0.1 leccornia, leccornie.

0.2 Da lecconeria (DELI 2 s.v. leccornia).

0.3 Giordano da Pisa, Pred. Genesi, 1309 (pis.): 1.

0.4 In testi tosc.: Giordano da Pisa, Pred. Genesi, 1309 (pis.); Sennuccio dal Bene, a. 1349 (fior.).

0.6 N Doc. esustiva.

0.7 1 Peccato di gola. 1.1 Plur. Cibo prelibato. Estens. Diletto mondano.

0.8 Rossella Mosti 18.06.2013.

1 Peccato di gola.

[1] Giordano da Pisa, Pred.

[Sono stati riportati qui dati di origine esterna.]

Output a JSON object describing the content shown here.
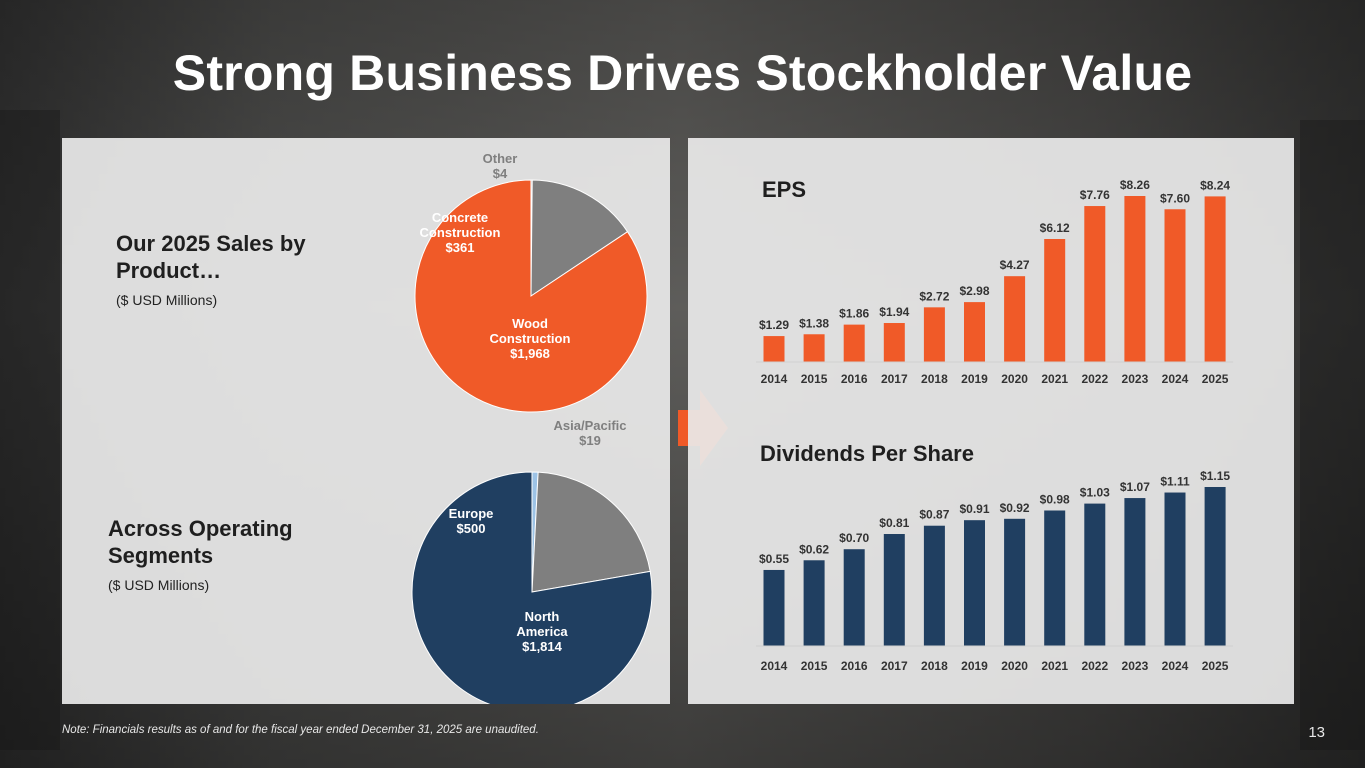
{
  "slide": {
    "title": "Strong Business Drives Stockholder Value",
    "note": "Note: Financials results as of and for the fiscal year ended December 31,  2025 are unaudited.",
    "page_number": "13"
  },
  "left": {
    "sales_heading_line1": "Our 2025 Sales by",
    "sales_heading_line2": "Product…",
    "sales_sub": "($ USD Millions)",
    "segments_heading_line1": "Across Operating",
    "segments_heading_line2": "Segments",
    "segments_sub": "($ USD Millions)"
  },
  "right": {
    "eps_title": "EPS",
    "dps_title": "Dividends Per Share"
  },
  "colors": {
    "orange": "#F05A28",
    "gray": "#7F7F7F",
    "navy": "#203F61",
    "light_blue": "#9DC3E6",
    "dark": "#2E2E2E"
  },
  "chart_data": [
    {
      "type": "pie",
      "title": "Our 2025 Sales by Product…",
      "unit": "$ USD Millions",
      "slices": [
        {
          "name": "Wood Construction",
          "label_lines": [
            "Wood",
            "Construction",
            "$1,968"
          ],
          "value": 1968,
          "color": "#F05A28"
        },
        {
          "name": "Concrete Construction",
          "label_lines": [
            "Concrete",
            "Construction",
            "$361"
          ],
          "value": 361,
          "color": "#7F7F7F"
        },
        {
          "name": "Other",
          "label_lines": [
            "Other",
            "$4"
          ],
          "value": 4,
          "color": "#2E2E2E"
        }
      ]
    },
    {
      "type": "pie",
      "title": "Across Operating Segments",
      "unit": "$ USD Millions",
      "slices": [
        {
          "name": "North America",
          "label_lines": [
            "North",
            "America",
            "$1,814"
          ],
          "value": 1814,
          "color": "#203F61"
        },
        {
          "name": "Europe",
          "label_lines": [
            "Europe",
            "$500"
          ],
          "value": 500,
          "color": "#7F7F7F"
        },
        {
          "name": "Asia/Pacific",
          "label_lines": [
            "Asia/Pacific",
            "$19"
          ],
          "value": 19,
          "color": "#9DC3E6"
        }
      ]
    },
    {
      "type": "bar",
      "title": "EPS",
      "categories": [
        "2014",
        "2015",
        "2016",
        "2017",
        "2018",
        "2019",
        "2020",
        "2021",
        "2022",
        "2023",
        "2024",
        "2025"
      ],
      "values": [
        1.29,
        1.38,
        1.86,
        1.94,
        2.72,
        2.98,
        4.27,
        6.12,
        7.76,
        8.26,
        7.6,
        8.24
      ],
      "labels": [
        "$1.29",
        "$1.38",
        "$1.86",
        "$1.94",
        "$2.72",
        "$2.98",
        "$4.27",
        "$6.12",
        "$7.76",
        "$8.26",
        "$7.60",
        "$8.24"
      ],
      "color": "#F05A28",
      "ylim": [
        0,
        8.26
      ]
    },
    {
      "type": "bar",
      "title": "Dividends Per Share",
      "categories": [
        "2014",
        "2015",
        "2016",
        "2017",
        "2018",
        "2019",
        "2020",
        "2021",
        "2022",
        "2023",
        "2024",
        "2025"
      ],
      "values": [
        0.55,
        0.62,
        0.7,
        0.81,
        0.87,
        0.91,
        0.92,
        0.98,
        1.03,
        1.07,
        1.11,
        1.15
      ],
      "labels": [
        "$0.55",
        "$0.62",
        "$0.70",
        "$0.81",
        "$0.87",
        "$0.91",
        "$0.92",
        "$0.98",
        "$1.03",
        "$1.07",
        "$1.11",
        "$1.15"
      ],
      "color": "#203F61",
      "ylim": [
        0,
        1.15
      ]
    }
  ]
}
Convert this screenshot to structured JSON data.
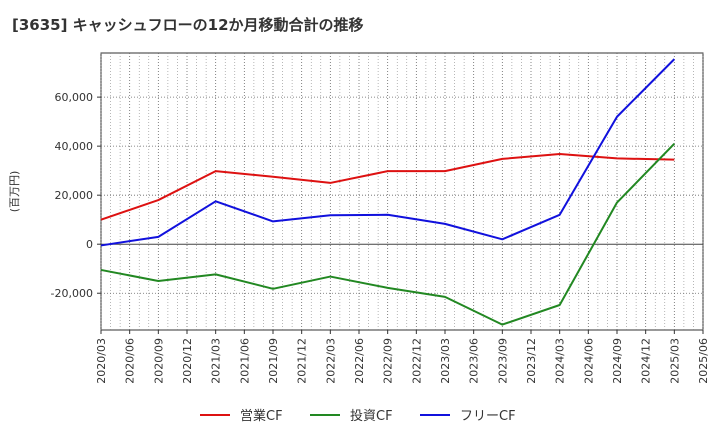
{
  "chart_data": {
    "type": "line",
    "title": "[3635]  キャッシュフローの12か月移動合計の推移",
    "ylabel": "(百万円)",
    "xlabel": "",
    "ylim": [
      -35000,
      78000
    ],
    "yticks": [
      -20000,
      0,
      20000,
      40000,
      60000
    ],
    "ytick_labels": [
      "-20,000",
      "0",
      "20,000",
      "40,000",
      "60,000"
    ],
    "xtick_labels": [
      "2020/03",
      "2020/06",
      "2020/09",
      "2020/12",
      "2021/03",
      "2021/06",
      "2021/09",
      "2021/12",
      "2022/03",
      "2022/06",
      "2022/09",
      "2022/12",
      "2023/03",
      "2023/06",
      "2023/09",
      "2023/12",
      "2024/03",
      "2024/06",
      "2024/09",
      "2024/12",
      "2025/03",
      "2025/06"
    ],
    "x": [
      "2020/03",
      "2020/09",
      "2021/03",
      "2021/09",
      "2022/03",
      "2022/09",
      "2023/03",
      "2023/09",
      "2024/03",
      "2024/09",
      "2025/03"
    ],
    "series": [
      {
        "name": "営業CF",
        "color": "#dd1111",
        "values": [
          10000,
          18000,
          29800,
          27500,
          25000,
          29800,
          29800,
          34800,
          36800,
          35000,
          34500
        ]
      },
      {
        "name": "投資CF",
        "color": "#228822",
        "values": [
          -10500,
          -15000,
          -12300,
          -18200,
          -13200,
          -17800,
          -21500,
          -32800,
          -24800,
          17000,
          41000
        ]
      },
      {
        "name": "フリーCF",
        "color": "#1111dd",
        "values": [
          -500,
          3000,
          17500,
          9300,
          11800,
          12000,
          8300,
          2000,
          12000,
          52000,
          75500
        ]
      }
    ],
    "grid": true,
    "legend_position": "bottom-center"
  }
}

Genesi, 1309 (pis.), 19, pag. 144.25: In ciò che Adam prese quel cibo fue degno di molta reprensione, però che fue segno ch'elli era ghiottone: ché ad lassare tanto bene et prendere quel cibo fue grande leccornia, sì come si dice di colui che per una scodella di lenticchie vendette tanta hereditade!

1.1 Plur. Cibo prelibato. Estens. Diletto mondano.

[1] Sennuccio dal Bene, a. 1349 (fior.), 12.71, pag. 56: E questo sia seguir l'alta bandera / dell'astinenza: non pogniam la spene / in leccornie terrene, / che dannan l'alma e raccorcian la vita.